В феврале 1898 г. «Баллада Редингской тюрьмы» вышла в свет. Заглавие поэмы было предложено Робертом Россом. Подписана «Баллада» была только номером камеры, где содержался Уайльд — К-33. Один из первых авторских экземпляров Уайльд направил новому начальнику Редингской тюрьмы, пришедшему на смену тому изуверу и пропойце, о котором говорится в поэме. Свыше десятка экземпляров заказал для себя адвокат Уайльда. Вскоре поэма была переведена на многие языки, в том числе на русский, К. Бальмонтом и В. Брюсовым. В 1923 г. «Баллада» была издана с иллюстрациями крупного немецкого графика Франца Мазерееля.
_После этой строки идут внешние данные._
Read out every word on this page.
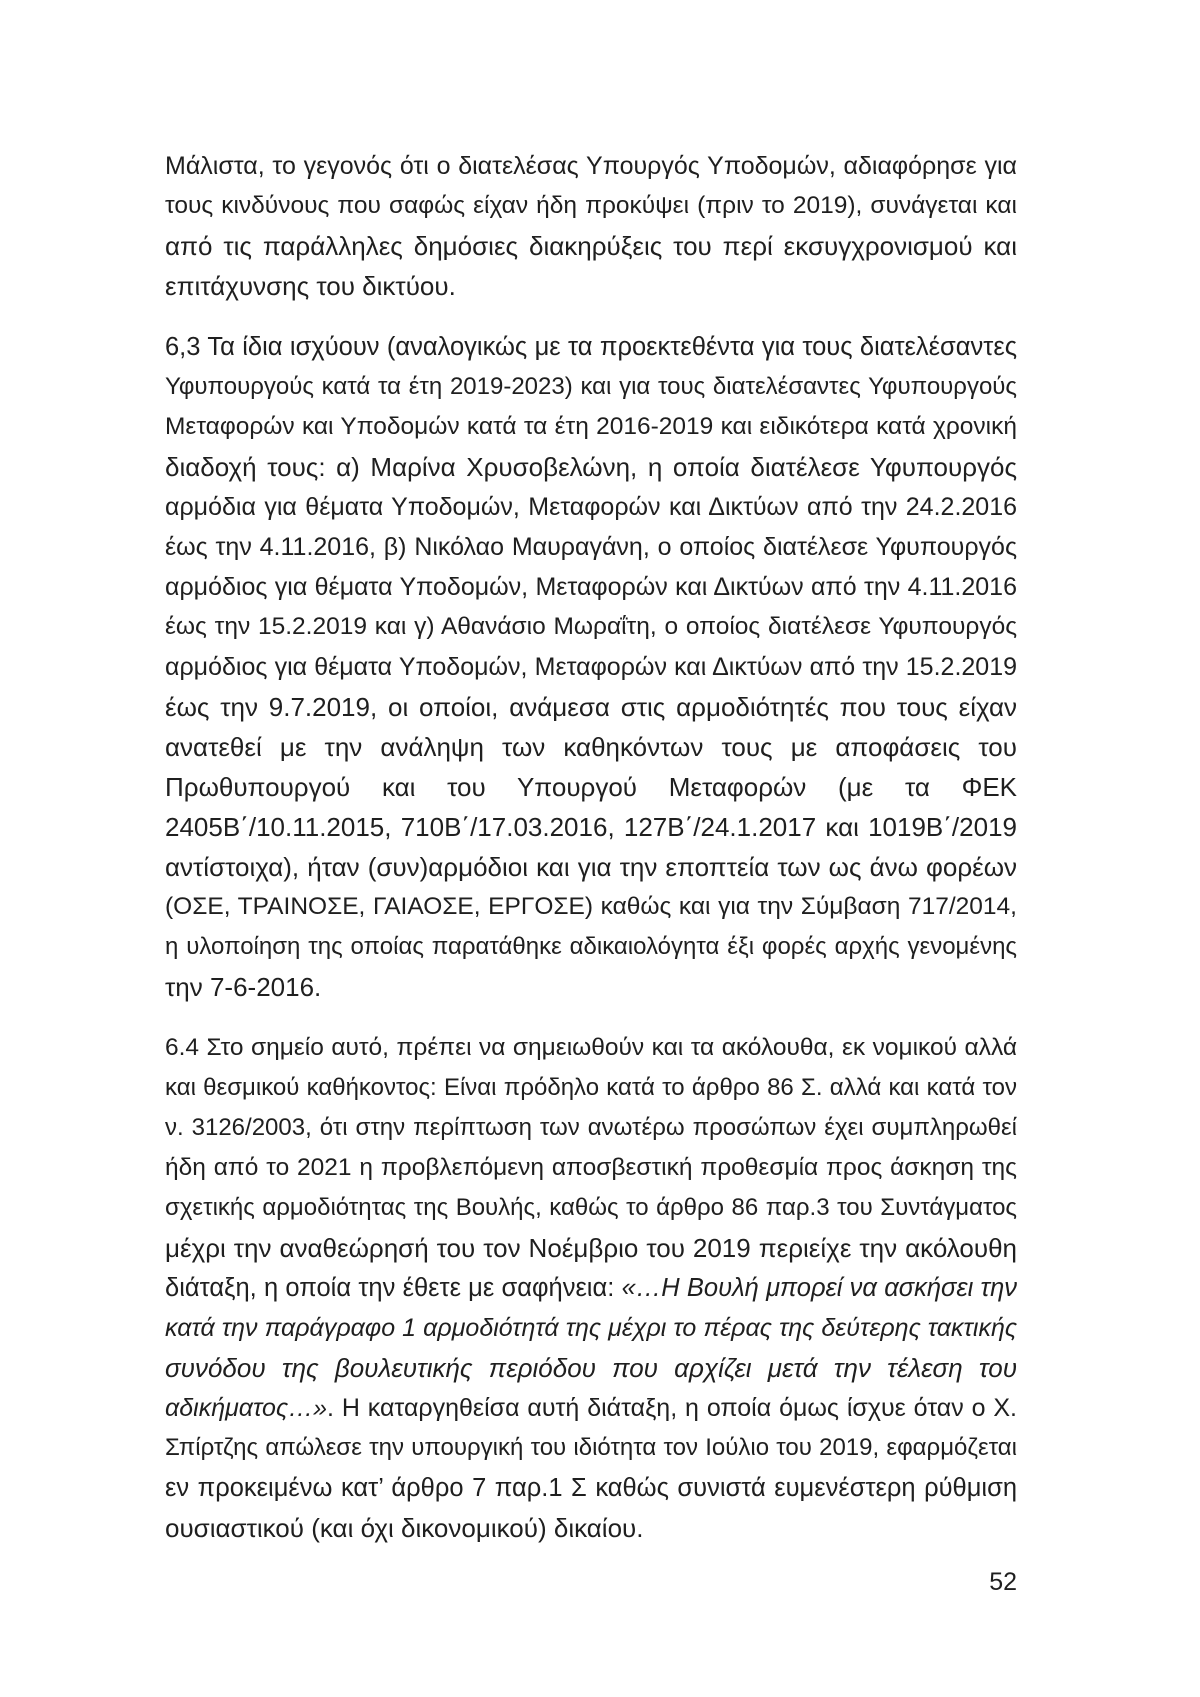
Μάλιστα, το γεγονός ότι ο διατελέσας Υπουργός Υποδομών, αδιαφόρησε για
τους κινδύνους που σαφώς είχαν ήδη προκύψει (πριν το 2019), συνάγεται και
από τις παράλληλες δημόσιες διακηρύξεις του περί εκσυγχρονισμού και
επιτάχυνσης του δικτύου.
6,3 Τα ίδια ισχύουν (αναλογικώς με τα προεκτεθέντα για τους διατελέσαντες
Υφυπουργούς κατά τα έτη 2019-2023) και για τους διατελέσαντες Υφυπουργούς
Μεταφορών και Υποδομών κατά τα έτη 2016-2019 και ειδικότερα κατά χρονική
διαδοχή τους: α) Μαρίνα Χρυσοβελώνη, η οποία διατέλεσε Υφυπουργός
αρμόδια για θέματα Υποδομών, Μεταφορών και Δικτύων από την 24.2.2016
έως την 4.11.2016, β) Νικόλαο Μαυραγάνη, ο οποίος διατέλεσε Υφυπουργός
αρμόδιος για θέματα Υποδομών, Μεταφορών και Δικτύων από την 4.11.2016
έως την 15.2.2019 και γ) Αθανάσιο Μωραΐτη, ο οποίος διατέλεσε Υφυπουργός
αρμόδιος για θέματα Υποδομών, Μεταφορών και Δικτύων από την 15.2.2019
έως την 9.7.2019, οι οποίοι, ανάμεσα στις αρμοδιότητές που τους είχαν
ανατεθεί με την ανάληψη των καθηκόντων τους με αποφάσεις του
Πρωθυπουργού και του Υπουργού Μεταφορών (με τα ΦΕΚ
2405Β΄/10.11.2015, 710Β΄/17.03.2016, 127Β΄/24.1.2017 και 1019Β΄/2019
αντίστοιχα), ήταν (συν)αρμόδιοι και για την εποπτεία των ως άνω φορέων
(ΟΣΕ, ΤΡΑΙΝΟΣΕ, ΓΑΙΑΟΣΕ, ΕΡΓΟΣΕ) καθώς και για την Σύμβαση 717/2014,
η υλοποίηση της οποίας παρατάθηκε αδικαιολόγητα έξι φορές αρχής γενομένης
την 7-6-2016.
6.4 Στο σημείο αυτό, πρέπει να σημειωθούν και τα ακόλουθα, εκ νομικού αλλά
και θεσμικού καθήκοντος: Είναι πρόδηλο κατά το άρθρο 86 Σ. αλλά και κατά τον
ν. 3126/2003, ότι στην περίπτωση των ανωτέρω προσώπων έχει συμπληρωθεί
ήδη από το 2021 η προβλεπόμενη αποσβεστική προθεσμία προς άσκηση της
σχετικής αρμοδιότητας της Βουλής, καθώς το άρθρο 86 παρ.3 του Συντάγματος
μέχρι την αναθεώρησή του τον Νοέμβριο του 2019 περιείχε την ακόλουθη
διάταξη, η οποία την έθετε με σαφήνεια: «…Η Βουλή μπορεί να ασκήσει την
κατά την παράγραφο 1 αρμοδιότητά της μέχρι το πέρας της δεύτερης τακτικής
συνόδου της βουλευτικής περιόδου που αρχίζει μετά την τέλεση του
αδικήματος…». Η καταργηθείσα αυτή διάταξη, η οποία όμως ίσχυε όταν ο Χ.
Σπίρτζης απώλεσε την υπουργική του ιδιότητα τον Ιούλιο του 2019, εφαρμόζεται
εν προκειμένω κατ’ άρθρο 7 παρ.1 Σ καθώς συνιστά ευμενέστερη ρύθμιση
ουσιαστικού (και όχι δικονομικού) δικαίου.
52
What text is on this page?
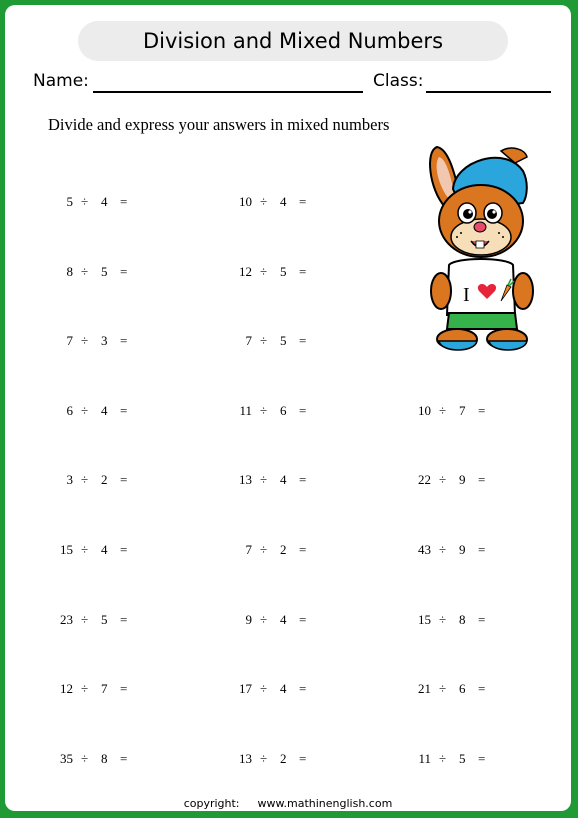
Division and Mixed Numbers
Name:	Class:
Divide and express your answers in mixed numbers
5 ÷ 4 =	10 ÷ 4 =
8 ÷ 5 =	12 ÷ 5 =
7 ÷ 3 =	7 ÷ 5 =
6 ÷ 4 =	11 ÷ 6 =	10 ÷ 7 =
3 ÷ 2 =	13 ÷ 4 =	22 ÷ 9 =
15 ÷ 4 =	7 ÷ 2 =	43 ÷ 9 =
23 ÷ 5 =	9 ÷ 4 =	15 ÷ 8 =
12 ÷ 7 =	17 ÷ 4 =	21 ÷ 6 =
35 ÷ 8 =	13 ÷ 2 =	11 ÷ 5 =
I
copyright: www.mathinenglish.com
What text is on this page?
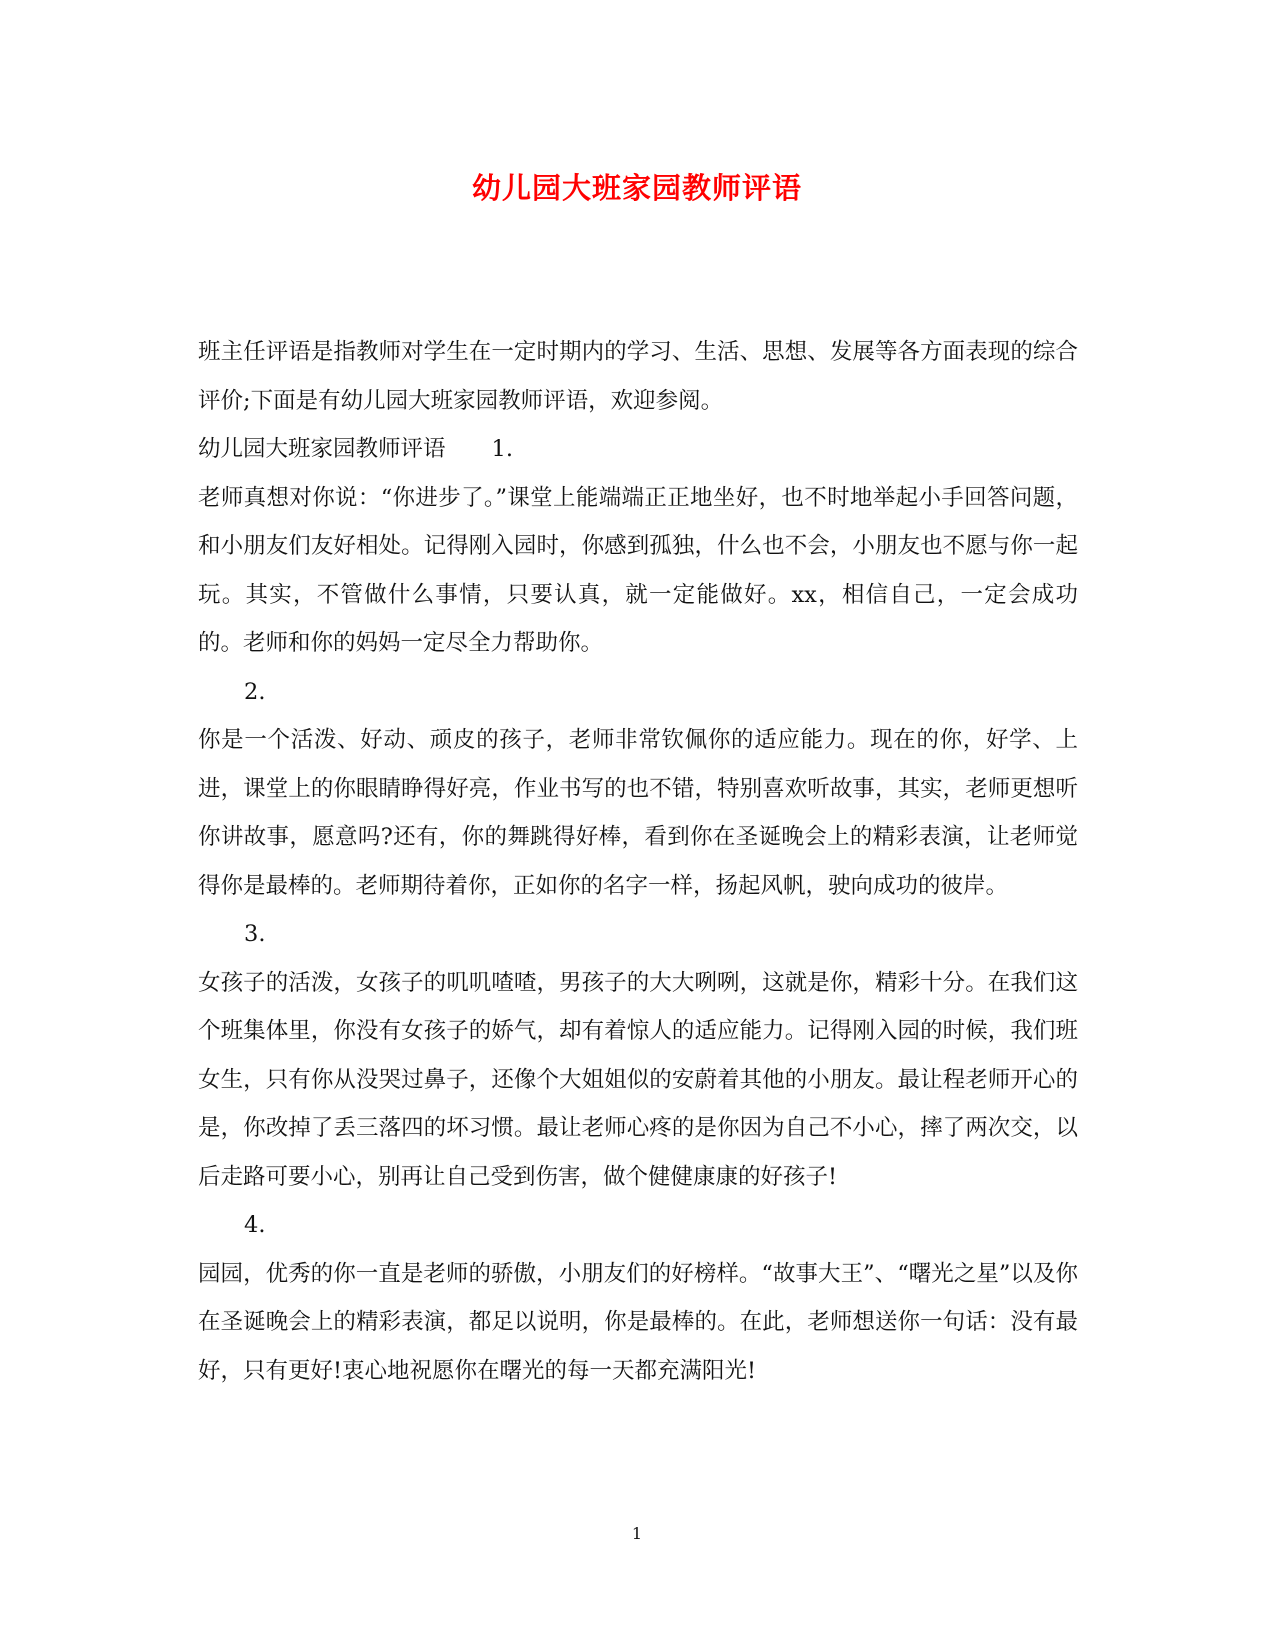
幼儿园大班家园教师评语

班主任评语是指教师对学生在一定时期内的学习、生活、思想、发展等各方面表现的综合评价;下面是有幼儿园大班家园教师评语，欢迎参阅。

幼儿园大班家园教师评语 1.

老师真想对你说：“你进步了。”课堂上能端端正正地坐好，也不时地举起小手回答问题，和小朋友们友好相处。记得刚入园时，你感到孤独，什么也不会，小朋友也不愿与你一起玩。其实，不管做什么事情，只要认真，就一定能做好。xx，相信自己，一定会成功的。老师和你的妈妈一定尽全力帮助你。

2.

你是一个活泼、好动、顽皮的孩子，老师非常钦佩你的适应能力。现在的你，好学、上进，课堂上的你眼睛睁得好亮，作业书写的也不错，特别喜欢听故事，其实，老师更想听你讲故事，愿意吗?还有，你的舞跳得好棒，看到你在圣诞晚会上的精彩表演，让老师觉得你是最棒的。老师期待着你，正如你的名字一样，扬起风帆，驶向成功的彼岸。

3.

女孩子的活泼，女孩子的叽叽喳喳，男孩子的大大咧咧，这就是你，精彩十分。在我们这个班集体里，你没有女孩子的娇气，却有着惊人的适应能力。记得刚入园的时候，我们班女生，只有你从没哭过鼻子，还像个大姐姐似的安蔚着其他的小朋友。最让程老师开心的是，你改掉了丢三落四的坏习惯。最让老师心疼的是你因为自己不小心，摔了两次交，以后走路可要小心，别再让自己受到伤害，做个健健康康的好孩子!

4.

园园，优秀的你一直是老师的骄傲，小朋友们的好榜样。“故事大王”、“曙光之星”以及你在圣诞晚会上的精彩表演，都足以说明，你是最棒的。在此，老师想送你一句话：没有最好，只有更好!衷心地祝愿你在曙光的每一天都充满阳光!

1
Обличительно-пропагандистскую направленность поэмы Уайльд подкрепил одновременной публикацией открытых писем о тюремных порядках. Письма он подписывал как Автор «Баллады Редингской тюрьмы».
вернуться
…Не всем тюремного Врача // Выдерживать осмотр… — В письме к издателю Уайльд в ответ на замечания и предложения писал: «Бледно-желтым лицом проклятого физиономия управляющего не могла быть. Огненное сияние виски исходило от этой пламенеющей физиономии… Священник Рединга был добродушным болваном, одним из глупейших агнцев божьих, в сущности, типичный клерикал… Одно слово я изменю ради того, чтобы не оказаться понятым неправильно. Пусть будет «А врач брезгливо тороплив…». Это верно определяет тип английского тюремного врача. В массе своей они — скоты и особенно жестоки». В одном из открытых тюремных писем Уайльд писал: «Люди в наши дни не сознают, что такое жестокость. Они считают ее чем-то вроде средневековой страсти и связывают представление о ней с такими людьми, как Эччелино да Романо (один из персонажей Дантова «Ада». —
Д. У.), которому сознательное причинение боли доставляло воистину безумное наслаждение. Но люди вроде Эччелино — ненормальные типы, извращенное выражение индивидуализма. Обыкновенная жестокость — это просто глупость. Это абсолютное отсутствие воображения. Это результат стереотипных систем, строгих, ненарушимых правил и — глупости» (1897).
вернуться
Кайафа— первосвященник, противник и преследователь Христа. Целовал им же осужденных.